"Tais alterações são suscetíveis de conduzir a uma falta de aparência de independência ou de imparcialidade destes juízes, que pode pôr em causa a confiança que a justiça deve inspirar aos particulares numa sociedade democrática e num Estado de direito", lê-se num acórdão hoje publicado pelo TJUE sobre o caso em questão.
Em causa estão duas revisões legislativas, ocorridas em 2018 e em 2019, que alteraram o processo de nomeação de juízes para o Supremo Tribunal, limitando a capacidade dos envolvidos nesse processo de recorrerem da decisão e dando mais poderes ao Conselho Nacional da Magistratura (KRS) da Polónia.
No que se refere à alteração legislativa de 2018, o TJUE considera que o recurso interposto durante um processo de nomeação de juízes passa a ser "desprovido de efetividade real e apenas oferece a aparência de um recurso judicial", podendo as disposições nacionais "revelar-se problemáticas à luz das exigências decorrentes do direito da União quando eliminam a efetividade do recurso anteriormente existente".
Já no que se refere à revisão legislativa de 2019, o órgão judicial europeu sublinha o "papel determinante" que o KRS passou a desempenhar no processo de nomeação para um lugar de juiz no Supremo Tribunal, referindo que "o grau de independência de que goza o KRS relativamente aos poderes legislativo e executivo polacos pode ser pertinente para apreciar se os juízes que seleciona estarão em condições de satisfazer as exigências de independência e de imparcialidade".
O TJUE reenvia assim o caso ao Supremo Tribunal Administrativo da Polónia e estipula que, caso o órgão em questão considere que "ocorreu violação do direito da União", ficará então obrigado, "ao abrigo do princípio do primado deste direito", a "não aplicar essas alterações", vigorando antes "as disposições nacionais anteriormente em vigor".
O acórdão hoje publicado surge após o Supremo Tribunal Administrativo da Polónia ter questionado o TJUE sobre a conformidade das duas revisões legislativas com o direito europeu.
Em causa estava uma queixa avançada por cinco juízes que tinham sido descartados pelo KRS num processo de nomeação para o Supremo Tribunal da Polónia e que referiam que a nova legislação os impedia de recorrer da decisão.
Desde que chegou ao poder em 2015, o Partido Lei e Justiça (PiS) tem introduzido uma série de reformas judiciais por considerar que o sistema de justiça polaco era "ineficiente" e precisava de uma mudança abrangente.
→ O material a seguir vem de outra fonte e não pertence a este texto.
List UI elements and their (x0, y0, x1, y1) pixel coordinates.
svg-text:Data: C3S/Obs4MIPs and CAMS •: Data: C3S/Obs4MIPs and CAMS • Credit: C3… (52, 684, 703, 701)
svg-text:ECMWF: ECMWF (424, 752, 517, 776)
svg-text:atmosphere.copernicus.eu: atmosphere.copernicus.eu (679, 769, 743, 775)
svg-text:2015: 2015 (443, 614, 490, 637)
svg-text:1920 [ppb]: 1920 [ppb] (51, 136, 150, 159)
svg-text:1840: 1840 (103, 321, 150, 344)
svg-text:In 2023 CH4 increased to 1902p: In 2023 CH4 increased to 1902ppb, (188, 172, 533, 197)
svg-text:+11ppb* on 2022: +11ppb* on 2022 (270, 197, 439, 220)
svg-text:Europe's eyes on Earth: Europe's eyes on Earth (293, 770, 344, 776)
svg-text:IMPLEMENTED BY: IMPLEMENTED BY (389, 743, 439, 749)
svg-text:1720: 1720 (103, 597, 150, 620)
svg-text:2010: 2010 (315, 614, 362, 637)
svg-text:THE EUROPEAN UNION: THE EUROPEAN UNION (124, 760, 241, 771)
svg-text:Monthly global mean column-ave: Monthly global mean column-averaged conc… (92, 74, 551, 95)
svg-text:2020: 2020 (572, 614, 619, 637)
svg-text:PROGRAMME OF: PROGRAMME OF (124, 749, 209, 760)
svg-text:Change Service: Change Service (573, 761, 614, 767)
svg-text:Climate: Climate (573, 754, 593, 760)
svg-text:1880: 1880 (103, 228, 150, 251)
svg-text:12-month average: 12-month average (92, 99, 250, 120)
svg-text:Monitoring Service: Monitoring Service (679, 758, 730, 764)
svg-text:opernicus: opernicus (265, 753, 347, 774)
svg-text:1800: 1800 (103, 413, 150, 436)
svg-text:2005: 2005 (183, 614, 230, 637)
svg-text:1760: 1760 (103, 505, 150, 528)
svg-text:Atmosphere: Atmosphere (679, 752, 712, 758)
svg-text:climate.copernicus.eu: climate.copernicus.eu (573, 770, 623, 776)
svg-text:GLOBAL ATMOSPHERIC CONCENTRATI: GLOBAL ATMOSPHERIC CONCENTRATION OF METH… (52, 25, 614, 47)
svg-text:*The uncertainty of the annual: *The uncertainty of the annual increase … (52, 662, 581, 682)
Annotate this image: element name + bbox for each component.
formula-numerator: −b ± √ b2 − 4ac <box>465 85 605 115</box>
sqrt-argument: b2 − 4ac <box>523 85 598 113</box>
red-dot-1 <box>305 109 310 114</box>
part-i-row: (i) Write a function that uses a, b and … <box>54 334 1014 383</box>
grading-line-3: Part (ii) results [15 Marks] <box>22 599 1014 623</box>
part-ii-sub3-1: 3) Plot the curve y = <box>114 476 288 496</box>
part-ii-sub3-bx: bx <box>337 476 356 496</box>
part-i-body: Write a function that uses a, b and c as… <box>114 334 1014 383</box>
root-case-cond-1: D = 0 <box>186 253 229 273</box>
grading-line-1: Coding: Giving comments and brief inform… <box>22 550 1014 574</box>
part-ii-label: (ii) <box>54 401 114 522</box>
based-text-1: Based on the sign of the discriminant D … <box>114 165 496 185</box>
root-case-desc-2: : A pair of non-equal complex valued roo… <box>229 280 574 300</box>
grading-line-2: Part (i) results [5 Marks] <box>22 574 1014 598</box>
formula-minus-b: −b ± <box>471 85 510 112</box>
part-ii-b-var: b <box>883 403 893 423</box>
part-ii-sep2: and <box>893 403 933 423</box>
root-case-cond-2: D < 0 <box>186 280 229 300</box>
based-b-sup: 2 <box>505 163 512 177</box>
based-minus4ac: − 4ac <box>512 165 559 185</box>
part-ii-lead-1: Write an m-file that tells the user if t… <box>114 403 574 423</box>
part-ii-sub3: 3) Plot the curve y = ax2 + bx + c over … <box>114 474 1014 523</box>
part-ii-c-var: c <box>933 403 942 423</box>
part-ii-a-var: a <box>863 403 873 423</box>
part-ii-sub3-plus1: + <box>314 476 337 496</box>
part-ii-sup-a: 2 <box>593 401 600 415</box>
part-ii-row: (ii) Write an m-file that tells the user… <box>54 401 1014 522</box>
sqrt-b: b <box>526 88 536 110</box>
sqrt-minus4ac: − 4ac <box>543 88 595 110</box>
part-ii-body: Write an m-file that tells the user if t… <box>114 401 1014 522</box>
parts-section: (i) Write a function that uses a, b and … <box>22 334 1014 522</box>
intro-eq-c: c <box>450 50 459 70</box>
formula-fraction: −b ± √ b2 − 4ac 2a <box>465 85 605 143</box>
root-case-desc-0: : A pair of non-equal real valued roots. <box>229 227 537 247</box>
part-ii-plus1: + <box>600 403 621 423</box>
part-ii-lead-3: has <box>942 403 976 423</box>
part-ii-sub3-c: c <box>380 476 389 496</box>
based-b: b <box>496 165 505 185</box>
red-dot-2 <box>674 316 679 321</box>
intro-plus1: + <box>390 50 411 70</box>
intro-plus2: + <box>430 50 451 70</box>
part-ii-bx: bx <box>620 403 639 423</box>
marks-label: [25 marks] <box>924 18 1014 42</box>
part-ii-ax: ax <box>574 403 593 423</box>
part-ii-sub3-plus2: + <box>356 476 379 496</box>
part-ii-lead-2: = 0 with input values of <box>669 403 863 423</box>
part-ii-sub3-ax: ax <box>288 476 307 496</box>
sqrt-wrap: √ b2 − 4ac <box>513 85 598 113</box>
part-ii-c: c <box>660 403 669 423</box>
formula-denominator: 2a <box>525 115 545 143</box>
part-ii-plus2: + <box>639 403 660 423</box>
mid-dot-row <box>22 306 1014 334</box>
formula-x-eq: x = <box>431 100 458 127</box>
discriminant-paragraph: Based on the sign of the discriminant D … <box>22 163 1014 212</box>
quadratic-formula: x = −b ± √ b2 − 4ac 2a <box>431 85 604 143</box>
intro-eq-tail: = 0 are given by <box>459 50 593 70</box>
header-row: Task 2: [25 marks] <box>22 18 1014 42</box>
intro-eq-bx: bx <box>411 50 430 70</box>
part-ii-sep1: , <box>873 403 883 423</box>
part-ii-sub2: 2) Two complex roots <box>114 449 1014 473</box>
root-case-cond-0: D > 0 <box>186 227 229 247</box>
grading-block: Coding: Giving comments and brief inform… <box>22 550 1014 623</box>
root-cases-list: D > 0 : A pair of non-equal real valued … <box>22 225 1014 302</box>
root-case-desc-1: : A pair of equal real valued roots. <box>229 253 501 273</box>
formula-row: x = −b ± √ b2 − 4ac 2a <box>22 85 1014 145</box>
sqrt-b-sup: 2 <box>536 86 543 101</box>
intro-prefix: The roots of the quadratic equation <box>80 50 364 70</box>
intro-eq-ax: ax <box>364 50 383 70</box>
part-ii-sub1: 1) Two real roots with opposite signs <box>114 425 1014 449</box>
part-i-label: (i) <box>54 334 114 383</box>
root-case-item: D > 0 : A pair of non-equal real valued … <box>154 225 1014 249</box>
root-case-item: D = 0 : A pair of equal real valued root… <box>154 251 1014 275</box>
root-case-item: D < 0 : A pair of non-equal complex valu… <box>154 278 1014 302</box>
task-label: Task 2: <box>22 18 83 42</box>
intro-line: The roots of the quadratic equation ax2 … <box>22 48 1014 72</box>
Face ao que os críticos consideram uma tentativa inconstitucional de controlar o sistema judicial, a Comissão Europeia já abriu vários processos de infração à Polónia, o último em data tendo sido em abril de 2020, devido a uma lei que, segundo o executivo, "mina a independência dos juízes".
Em 2017, a Comissão Europeia ativou também o artigo 7.º contra a Polónia, que contempla sanções aos Estados-membros caso se verifique "um risco claro de violações sérias" aos valores da UE, entre os quais "o respeito pela dignidade humana, liberdade, democracia, igualdade, Estado de Direito e respeito pelos direitos humanos".